Despite the feeling of being a solidary country, Brazil only appears in 54th place. Being below the 50th position shows us how much we have to evolve when it comes to “giving yourself”. Although the number is not encouraging, it points to a significant advance and says a lot about our behavior, especially during the pandemic, in which solidarity had a boom here.
To get an idea of growth, in the same report, between 2009 and 2019, Brazil did not pass 74th place. Therefore, even though we have to improve, let’s also look at the “glass half full”, the country had a significant growth of 20 positions, which may have had the pandemic and the way Brazilians see charity as the main motivator.
Roberta Faria, president of Instituto MOL — Non-Governmental Organization (NGO) to promote the culture of donation — has a speech with which I strongly agree: “Our donation culture is centered on charity and is guided by emergency, when there is a flood, collapse, among others. It is not a private investment in a cause, on a recurring basis, month after month.”
In this sense, it is clear that the outbreak of coronavirus activated the sense of urgency in Brazilians, who were more open to donate to a cause. The population’s engagement in social causes, which involved food donations to EPIs, was visible and very positive. But not only that, the sense of urgency has brought to light the need for large companies to also take a stand and get involved in social causes.
Society, especially young people, understands this movement as essential.
According to a survey carried out by Lynx, 82% of citizens aged between 14 and 29 think that companies should help with social causes. In addition, 72% are interested in knowing how support happens in practice and 64% trust companies that care about transforming the world positively.
Along with this data, according to Edelman Earned Brand, 22% of Brazilians agree to pay up to 25% more for a product or service from companies that defend a social cause they identify with and 53% become so loyal to the brand that they do not they would only recommend it as well as defend it against competitors, if necessary.
As much as there are difficulties along this path, the movement has been positive and collaborative with society as a whole. In particular, I have been following a path in which I encourage solidarity, connecting people and companies. I often say that financial resources are often not needed: time, expertise, wisdom, networking, connections are donated.
The concept of give back it matches that thought very well. The practice that, literally translated, means “give back”, presents retribution as an intrinsic part of “being grateful”. Those who once received so much can return to the universe the good that someone has done to them. As stated, this is not about money, nor about doing something for the same person who helped you. It works like an exchange of good energy, where you can give your best to someone. It’s that maxim: “kindness begets kindness”, you know? A virtuous circle in which everyone can only win.
Give back is the essential pillar of the Vamos Subir project, a social startup that helps young newcomers to the job market to grow faster in their careers, and counts on the participation of companies such as iFood, Loggi, Oracle, Schneider Electric, Zendesk, among others. And the fundamental support of some executives such as Rodrigo Galvão from Oracle, Tânia Cosentino from Microsoft, João Branco and Paulo Camargo from McDonald’s and Paula Bellizia formerly of Microsoft and Google, who accept to interact and engage without charging fees or any other benefit. They effectively believe in give back and want to inspire, impact and help guide and transform young people.
The numbers are worrying, according to the Brazilian Institute of Geography and Statistics (IBGE) the unemployment rate among young people aged 18 to 24 is over 30%. Therefore, among the main initiatives led by the project are four programs to develop social-emotional, technical, connections and employability skills.
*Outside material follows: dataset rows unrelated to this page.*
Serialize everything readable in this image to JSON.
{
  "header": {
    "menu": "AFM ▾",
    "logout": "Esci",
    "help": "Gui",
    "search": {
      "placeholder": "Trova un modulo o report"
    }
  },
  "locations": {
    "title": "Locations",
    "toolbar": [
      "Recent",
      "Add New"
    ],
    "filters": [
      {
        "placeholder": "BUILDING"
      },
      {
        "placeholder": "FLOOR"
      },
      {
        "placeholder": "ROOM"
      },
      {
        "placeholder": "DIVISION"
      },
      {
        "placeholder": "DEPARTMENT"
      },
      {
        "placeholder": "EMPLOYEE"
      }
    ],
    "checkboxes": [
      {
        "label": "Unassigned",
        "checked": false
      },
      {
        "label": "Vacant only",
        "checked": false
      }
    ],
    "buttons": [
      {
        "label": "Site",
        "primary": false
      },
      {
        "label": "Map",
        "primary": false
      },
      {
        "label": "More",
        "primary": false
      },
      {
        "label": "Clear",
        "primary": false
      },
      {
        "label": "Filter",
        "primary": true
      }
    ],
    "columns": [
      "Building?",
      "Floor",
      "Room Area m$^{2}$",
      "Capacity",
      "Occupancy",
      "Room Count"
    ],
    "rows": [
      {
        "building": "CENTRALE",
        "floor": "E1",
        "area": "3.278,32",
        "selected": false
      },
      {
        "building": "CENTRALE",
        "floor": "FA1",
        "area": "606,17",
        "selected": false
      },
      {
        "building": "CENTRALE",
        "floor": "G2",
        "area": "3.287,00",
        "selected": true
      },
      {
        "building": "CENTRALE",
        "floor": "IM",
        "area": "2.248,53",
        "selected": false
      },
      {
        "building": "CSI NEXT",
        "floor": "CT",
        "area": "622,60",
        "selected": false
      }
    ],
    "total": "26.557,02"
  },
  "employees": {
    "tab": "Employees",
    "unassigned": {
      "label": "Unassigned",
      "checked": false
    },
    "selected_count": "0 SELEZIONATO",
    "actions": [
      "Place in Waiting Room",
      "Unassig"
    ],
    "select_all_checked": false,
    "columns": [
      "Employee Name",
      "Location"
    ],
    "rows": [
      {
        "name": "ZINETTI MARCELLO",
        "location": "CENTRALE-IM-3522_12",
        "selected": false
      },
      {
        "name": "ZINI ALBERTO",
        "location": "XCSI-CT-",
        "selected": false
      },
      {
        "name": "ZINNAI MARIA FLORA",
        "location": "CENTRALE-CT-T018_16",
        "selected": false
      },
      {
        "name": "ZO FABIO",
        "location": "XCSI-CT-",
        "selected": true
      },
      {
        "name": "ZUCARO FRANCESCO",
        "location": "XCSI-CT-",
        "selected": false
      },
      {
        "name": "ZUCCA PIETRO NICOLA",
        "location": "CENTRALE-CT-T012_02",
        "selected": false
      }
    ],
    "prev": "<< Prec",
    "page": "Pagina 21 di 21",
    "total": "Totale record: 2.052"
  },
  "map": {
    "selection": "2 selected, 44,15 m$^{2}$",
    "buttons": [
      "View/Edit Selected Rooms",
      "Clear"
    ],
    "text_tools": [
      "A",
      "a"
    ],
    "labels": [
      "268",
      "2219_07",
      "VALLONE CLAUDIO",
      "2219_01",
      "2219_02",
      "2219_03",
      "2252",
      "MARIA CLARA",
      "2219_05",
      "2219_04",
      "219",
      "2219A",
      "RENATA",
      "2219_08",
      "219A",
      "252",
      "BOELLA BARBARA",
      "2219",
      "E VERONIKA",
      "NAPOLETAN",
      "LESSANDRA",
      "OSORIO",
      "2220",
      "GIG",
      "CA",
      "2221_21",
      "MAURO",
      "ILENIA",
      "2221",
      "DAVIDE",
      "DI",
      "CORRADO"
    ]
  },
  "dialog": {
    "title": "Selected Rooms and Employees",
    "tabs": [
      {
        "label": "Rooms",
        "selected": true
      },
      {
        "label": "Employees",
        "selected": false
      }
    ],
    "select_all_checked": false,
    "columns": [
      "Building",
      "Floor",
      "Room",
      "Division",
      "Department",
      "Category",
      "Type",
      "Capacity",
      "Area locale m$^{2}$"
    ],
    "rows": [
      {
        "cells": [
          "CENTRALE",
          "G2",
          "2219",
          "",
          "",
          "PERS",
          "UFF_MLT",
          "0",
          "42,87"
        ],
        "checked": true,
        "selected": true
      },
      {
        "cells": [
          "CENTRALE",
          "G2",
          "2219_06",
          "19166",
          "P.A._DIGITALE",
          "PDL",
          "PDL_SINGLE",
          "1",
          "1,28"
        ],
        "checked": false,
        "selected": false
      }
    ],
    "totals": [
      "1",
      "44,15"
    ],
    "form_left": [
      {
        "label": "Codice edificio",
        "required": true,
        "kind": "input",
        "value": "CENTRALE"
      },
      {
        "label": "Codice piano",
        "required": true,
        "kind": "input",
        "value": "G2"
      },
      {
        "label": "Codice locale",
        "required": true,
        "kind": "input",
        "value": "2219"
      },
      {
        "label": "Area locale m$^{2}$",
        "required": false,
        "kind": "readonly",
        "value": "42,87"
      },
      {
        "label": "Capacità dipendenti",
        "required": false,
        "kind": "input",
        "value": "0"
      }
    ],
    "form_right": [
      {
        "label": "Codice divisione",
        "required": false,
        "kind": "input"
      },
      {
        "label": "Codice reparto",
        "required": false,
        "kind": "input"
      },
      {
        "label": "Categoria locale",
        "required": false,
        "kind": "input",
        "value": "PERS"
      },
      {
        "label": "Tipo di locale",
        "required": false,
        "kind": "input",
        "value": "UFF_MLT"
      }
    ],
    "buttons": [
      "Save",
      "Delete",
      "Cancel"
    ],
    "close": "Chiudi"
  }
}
The project also includes programs such as Executive Talk, connecting our young people to the main c-levels in Brazil. Trails, which teach subjects such as purpose discovery, career choice, networking, job interviews and more. Top skills, where the top 10 socio-emotional skills are taught. And finally, the program called Careers, in which careers in Marketing, Sales, Customer Success, People Management and Technology can be learned. In the last edition, there were more than 25 thousand participants, free of charge and socially.
Everything was thought out, because despite bumping into valuable inspirations for life, it lacked the same identification in the corporate world. It is often difficult to find an inspiring mentor, especially given the eyes of a young person.
Considering my journey and the special look at education, I realized how important it was to develop soft skills, which usually end up being left out of regular and technical learning. This is the project’s differential. Let’s go up, who look fondly at developing necessary traits for the journey, offering valuable connections and lots of inspiration.
How many other young people today don’t need the same support I needed back then, right? I would not miss the opportunity to contribute to this. It’s my mission, my give back!
Flavio Generoso Valiati, CEO of Vamos Subir and leader of the Education segment at Zoom in Brazil.